La passion du docteur Hohner (1944) – Soupe opéra
En 1943, la Universal se lance dans une entreprise risquée : produire un remake de leur classique Le Fantôme de l’Opéra. Tourné dans les décors de l’original de 1925 par George Waggner, cette nouvelle version se révèle médiocre. Toutefois, en dépit d’un accueil critique tiède, le film fonctionne au box-office. Il gagne même un Oscar pour sa direction artistique. Un fait unique pour le cycle horrifique de la compagnie. La Universal envisage rapidement une séquelle dans laquelle Susanna Foster et Claude Rains reprendraient leurs rôles respectifs. D’un côté la soprano en péril, de l’autre le Fantôme. Le scénario de cette suite, intitulée The Climax, s’inspire vaguement d’une pièce du dramaturge Edward Locke. Cependant, le projet évolue.
L’indisponibilité de Claude Rains conduit à son remplacement par Boris Karloff, initialement prévu pour le rôle du Fantôme. Finalement, quoique tourné dans les mêmes décors, The Climax s’émancipe complètement du Fantôme de l’Opéra. Les personnages sont différents (Susanna Foster joue une Angela et Karloff le docteur Hohner) et l’intrigue prend ses distances.
Cette fois, le docteur Hohner, médecin officielle de l’opéra de Vienne, assassine sa fiancée, Marcellina (June Vincent, The Creeper). Dix ans plus tard, il s’amourache de la jeune diva Angela. Jaloux, il refuse qu’elle chante pour d’autres que lui. Le médecin l’hypnotise afin de l’en empêcher.

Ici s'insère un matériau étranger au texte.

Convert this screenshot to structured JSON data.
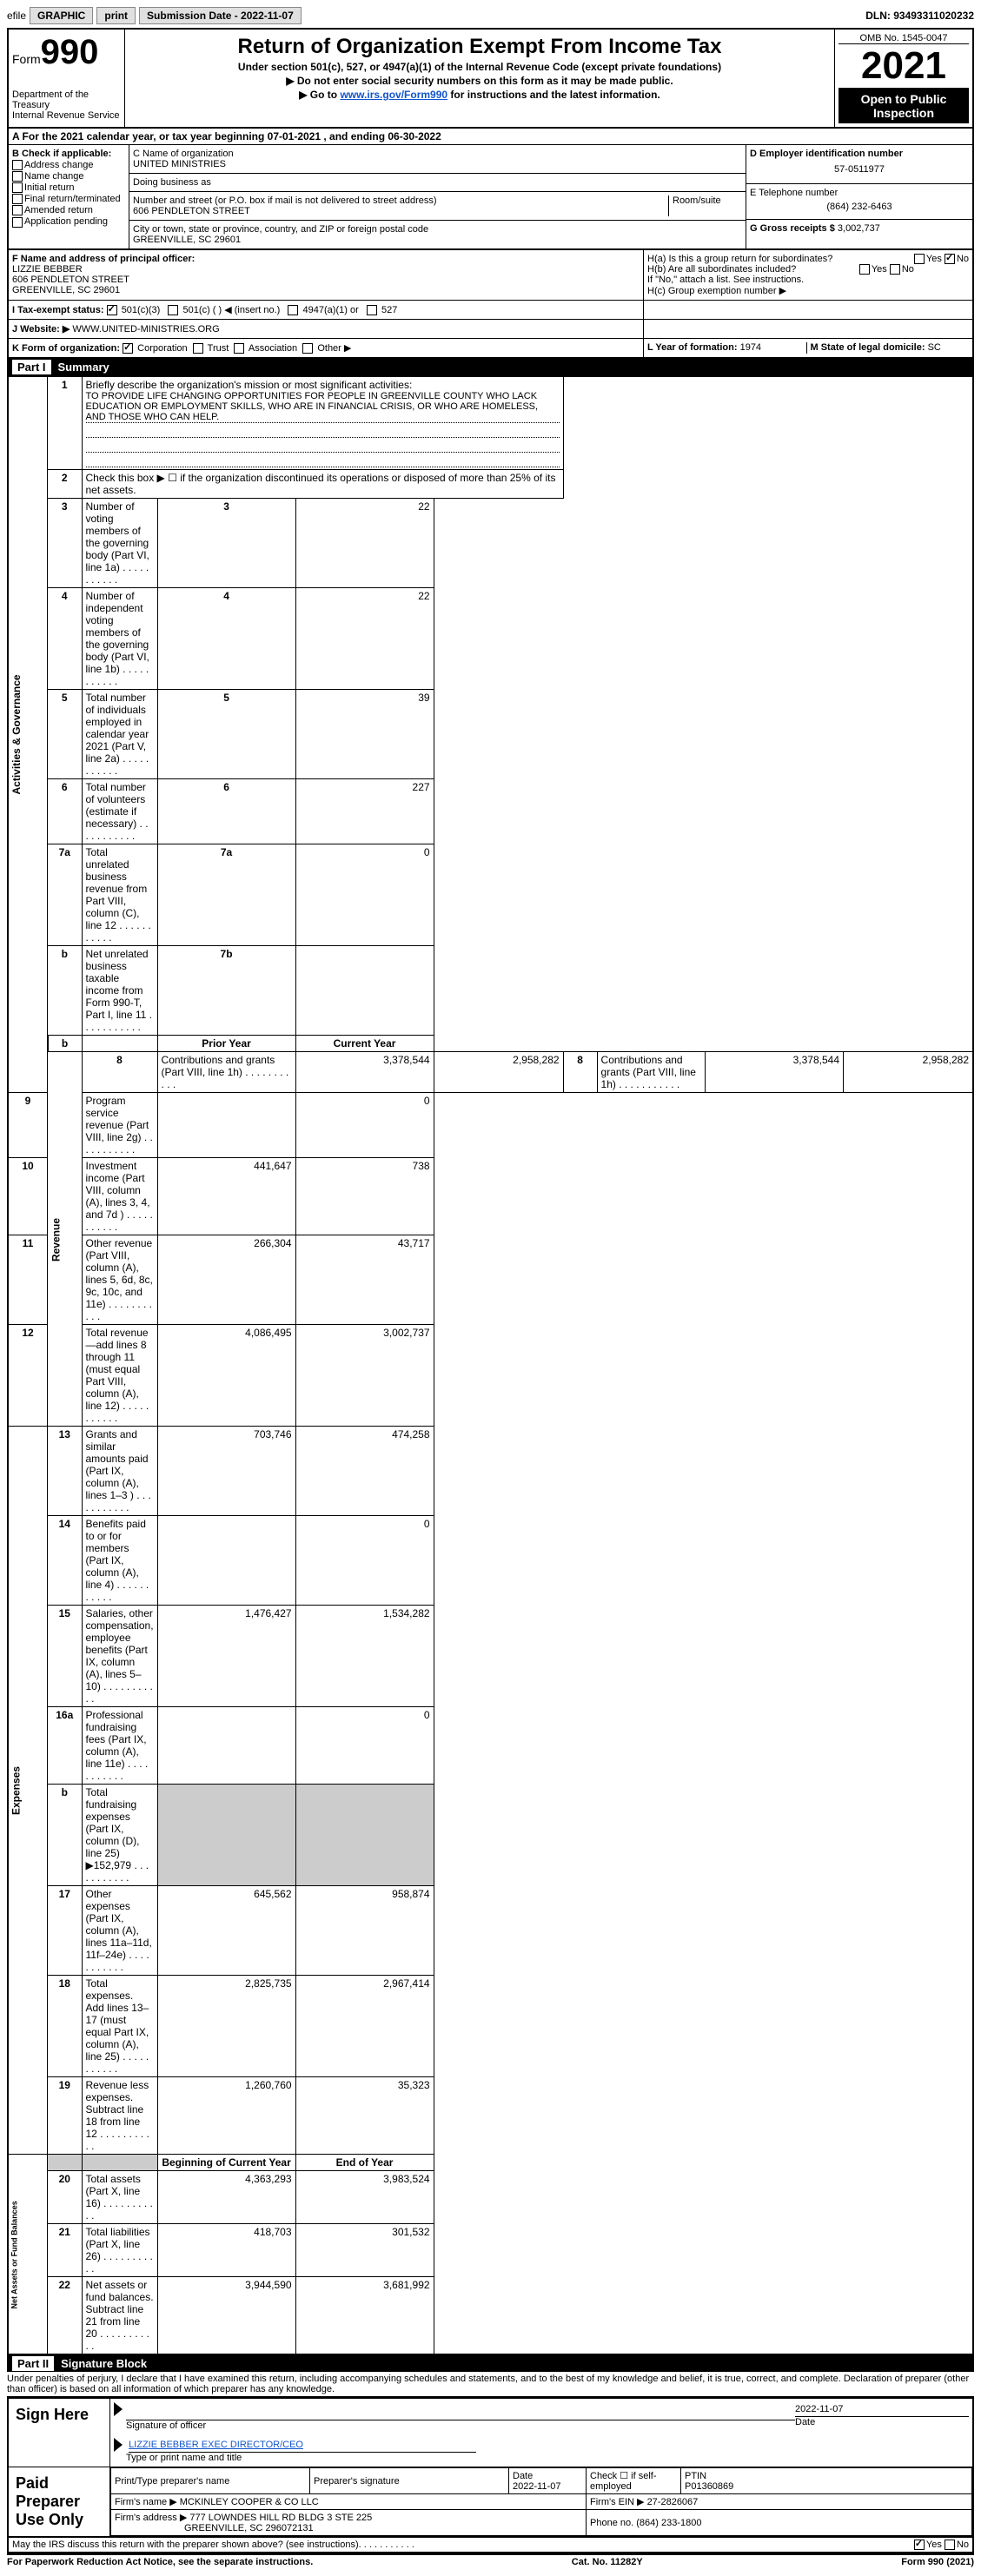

La passion du docteur Hohner, comme le titre le laisse supposer, constitue surtout un mélodrame. Associé à la vague « horreur » de la Universal, il n’en reprend pourtant aucun élément et même l’argument fantastique se montre quasiment inexistant. L’interprétation est fluctuante. Gale Sondergaard (The Spider Woman) et Karloff sauvent les meubles, contrairement au couple vedette. Turhan Bey (The Mad Ghoul) échoue dans son rôle romantique et Susanna Foster, omniprésente à l’image, épuise. A moins d’être un inconditionnel d’opéra, les nombreux passages chantés risquent de paraitre interminables aux spectateurs.
La passion du docteur Hohner n’est pas une grande réussite. Certains biographes de Karloff estiment qu’il s’agit « du pire film de l’acteur durant toutes les années ‘40 » et que « le métrage permet surtout d’apprécier la touche fast forward de sa télécommande » (Nathalie Yafet). Une appréciation très sévère. Le film possède en effet quelques qualités indéniables. La très belle photographie en Technicolor flamboyant enchante l’œil. La qualité des décors lui valut une nomination à l’Oscar. Et Karloff, même en pilotage automatique et visiblement peu concerné, reste une vraie « présence » à l’écran.
Trop long pour le peu à raconter (l’ensemble dure 86 minutes mais semble bien longuet) aurait gagné à se voir élaguer d’un bon quart d’heure de numéros musicaux. Mais le final, guère logique mais bien amené, rattrape en partie la déception antérieure. Une œuvrette que l’on réservera volontiers aux inconditionnels de la Universal et de Karloff.